By Evey Krammer-Carlson
I make a conscious effort to be careful about what I read and listen to on the news. It’s a tricky line to walk sometimes because I’m inherently curious and interested in what is happening in current events around the world. I don’t want to live in a bubble. I want to know what’s happening, I want to be able to critically think about things so I can form my own opinions and have thoughtful conversations.
When my symptoms were at their worst, and I was going through the throes of processing my memories, my therapist had me follow the “puppy and kitten rule,” meaning I could watch anything as long as it included cute puppies and kittens. That “rule” helped me minimize being triggered at a time when most of my days were spent experiencing flashbacks, anxiety, panic, and fear.
I stayed away from intense news and was mindful of what I watched on tv and what movies I saw. Most of the time, I watched lots of comedy. Admittedly, there were times when I broke the rule. I sometimes sought out programs with violence that in some way mirrored my own abuse. Or I would pay attention to sensationalized cases in the media that were hard to avoid. Inevitably I would get triggered.
As I began to manage my symptoms and felt some sense of safety the puppy/kitten rule was lifted. Because I had been so careful about what I ingested from media outlets for so long, I developed an avoidance for watching or seeking out certain information because I knew it may be triggering.

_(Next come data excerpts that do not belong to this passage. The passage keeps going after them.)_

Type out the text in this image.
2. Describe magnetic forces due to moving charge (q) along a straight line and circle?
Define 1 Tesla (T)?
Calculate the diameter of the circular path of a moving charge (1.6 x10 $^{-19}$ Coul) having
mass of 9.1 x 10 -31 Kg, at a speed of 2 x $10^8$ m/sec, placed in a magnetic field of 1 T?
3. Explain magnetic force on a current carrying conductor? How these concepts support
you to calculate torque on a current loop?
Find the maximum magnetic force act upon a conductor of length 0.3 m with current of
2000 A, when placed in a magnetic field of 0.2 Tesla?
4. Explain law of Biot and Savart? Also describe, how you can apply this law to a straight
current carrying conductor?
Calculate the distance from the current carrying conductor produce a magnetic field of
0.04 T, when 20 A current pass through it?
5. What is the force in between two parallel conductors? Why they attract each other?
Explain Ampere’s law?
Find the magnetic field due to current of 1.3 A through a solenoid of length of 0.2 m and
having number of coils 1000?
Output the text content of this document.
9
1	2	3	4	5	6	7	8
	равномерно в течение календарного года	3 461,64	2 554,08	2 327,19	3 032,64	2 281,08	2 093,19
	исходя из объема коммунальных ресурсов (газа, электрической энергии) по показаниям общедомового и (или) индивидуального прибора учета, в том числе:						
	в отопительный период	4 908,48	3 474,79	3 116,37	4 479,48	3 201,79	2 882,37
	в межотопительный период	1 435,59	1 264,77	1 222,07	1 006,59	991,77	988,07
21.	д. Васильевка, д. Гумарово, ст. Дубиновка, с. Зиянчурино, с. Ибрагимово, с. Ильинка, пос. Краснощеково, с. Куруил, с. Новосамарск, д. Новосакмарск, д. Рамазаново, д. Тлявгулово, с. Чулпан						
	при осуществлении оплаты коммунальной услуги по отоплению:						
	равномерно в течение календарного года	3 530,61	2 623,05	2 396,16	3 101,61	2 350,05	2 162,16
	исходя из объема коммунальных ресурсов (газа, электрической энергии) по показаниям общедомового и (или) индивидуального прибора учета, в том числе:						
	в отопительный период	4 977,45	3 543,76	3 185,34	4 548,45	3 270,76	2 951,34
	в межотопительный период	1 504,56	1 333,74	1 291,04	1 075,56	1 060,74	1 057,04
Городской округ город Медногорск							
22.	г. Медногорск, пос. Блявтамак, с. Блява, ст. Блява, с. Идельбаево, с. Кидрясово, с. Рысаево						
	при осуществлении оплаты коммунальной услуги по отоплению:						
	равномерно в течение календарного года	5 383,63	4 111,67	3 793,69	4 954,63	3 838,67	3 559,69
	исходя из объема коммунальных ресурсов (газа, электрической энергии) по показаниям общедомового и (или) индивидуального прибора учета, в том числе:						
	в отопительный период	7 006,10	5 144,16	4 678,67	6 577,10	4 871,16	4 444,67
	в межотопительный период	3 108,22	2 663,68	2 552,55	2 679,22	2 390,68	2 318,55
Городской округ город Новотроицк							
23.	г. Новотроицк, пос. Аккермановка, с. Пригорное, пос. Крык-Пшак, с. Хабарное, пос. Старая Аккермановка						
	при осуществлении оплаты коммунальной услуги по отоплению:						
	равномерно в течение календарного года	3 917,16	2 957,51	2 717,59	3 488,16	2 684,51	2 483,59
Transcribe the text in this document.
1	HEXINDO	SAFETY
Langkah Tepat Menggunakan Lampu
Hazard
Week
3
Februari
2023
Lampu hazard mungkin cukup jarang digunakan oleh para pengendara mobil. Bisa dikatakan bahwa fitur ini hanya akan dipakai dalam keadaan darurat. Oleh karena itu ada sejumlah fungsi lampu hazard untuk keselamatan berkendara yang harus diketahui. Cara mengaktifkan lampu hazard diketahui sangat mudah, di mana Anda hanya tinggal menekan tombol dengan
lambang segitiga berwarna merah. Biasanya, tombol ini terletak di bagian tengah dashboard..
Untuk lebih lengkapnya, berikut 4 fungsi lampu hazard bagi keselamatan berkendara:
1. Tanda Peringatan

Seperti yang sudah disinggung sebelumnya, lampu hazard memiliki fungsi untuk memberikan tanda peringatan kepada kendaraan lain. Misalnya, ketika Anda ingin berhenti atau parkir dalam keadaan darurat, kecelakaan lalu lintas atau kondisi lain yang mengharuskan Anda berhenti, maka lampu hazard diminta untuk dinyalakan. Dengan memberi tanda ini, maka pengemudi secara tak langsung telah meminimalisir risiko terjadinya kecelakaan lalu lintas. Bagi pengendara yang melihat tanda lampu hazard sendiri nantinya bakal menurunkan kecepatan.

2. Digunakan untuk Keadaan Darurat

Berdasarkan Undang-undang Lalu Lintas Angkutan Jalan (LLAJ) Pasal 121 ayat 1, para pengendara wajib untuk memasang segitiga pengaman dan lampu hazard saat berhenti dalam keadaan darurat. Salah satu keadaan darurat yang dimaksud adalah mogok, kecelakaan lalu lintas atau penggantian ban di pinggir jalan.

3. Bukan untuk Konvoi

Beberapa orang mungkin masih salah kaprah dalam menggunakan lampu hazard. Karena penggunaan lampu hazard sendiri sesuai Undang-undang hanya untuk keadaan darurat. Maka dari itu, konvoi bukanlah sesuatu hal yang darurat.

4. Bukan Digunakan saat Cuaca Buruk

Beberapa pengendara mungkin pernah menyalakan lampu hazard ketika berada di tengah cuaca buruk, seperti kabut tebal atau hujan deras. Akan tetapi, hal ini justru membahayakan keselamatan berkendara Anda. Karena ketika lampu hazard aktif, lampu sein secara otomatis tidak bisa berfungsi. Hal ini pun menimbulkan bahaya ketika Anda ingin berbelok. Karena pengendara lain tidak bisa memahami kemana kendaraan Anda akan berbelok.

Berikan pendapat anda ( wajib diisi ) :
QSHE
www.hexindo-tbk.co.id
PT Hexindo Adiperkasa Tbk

Recently, there was a news story that I had done my best to avoid. When it first came out, people were outraged, and then the news cycle changed. I understand why that happens. There is so much out there every day, and each event is shocking and sad, and sometimes incomprehensible. But because my trauma is sort-of similar to the aforementioned news story, I was on high alert when I scrolled past it. I had a definite curiosity about the details but hadn’t read anything besides the headlines.
Until the other day!
The other day the headline changed and I knew that the very thing I feared when I first heard the story did, in fact, come true. I knew this person would never be convicted. I felt sick that even with awareness, this kind of trafficking still goes on, and in my mind, will probably continue to exist.
Then I got triggered.
I’m not used to those kinds of triggers any longer. There is plenty for me to navigate in my daily life, and anniversary times of the year, and I thought I was far enough along in my healing journey that I would be okay. But PTSD doesn’t operate that way. It doesn’t care that I was just reading an article, and it doesn’t care that this person had absolutely nothing to do with me. I had never heard of him. PTSD simply understands that my sense of safety and trust is altered because of the trauma I experienced, and my brain and body will go into the memory and protection mode automatically.
After reading the article, I could tell that something was awry in my body/mind/spirit. I could tell things were stirred up in a way that I could spiral down the cycle of panic, fear, and shame. I closed the computer, went to yoga, had lunch with a friend, and remembered that today is a day when I’m fighting the tiger. Any shame over being triggered dissipated as I repeated my metaphorical mantra of support to myself.
Seeing things written, or in movies, tv, or media can bring a sort of validation. A sense of see? I’m not making this up! When you are a trauma survivor you look for validation. My trauma seems so “out of the ordinary” that it’s extremely rare that I felt validation.
But, my job on my healing journey is knowing that my truth is validation enough.
I suspect there will be other times when I get triggered by the news. The intensity of my response will probably vary depending on what the triggers are, the time of year, and the present stressors in my life. I know what to do when the skeleton hands of the past pull at me, and I’m confident that I’ll remember that I will fight the tiger and win.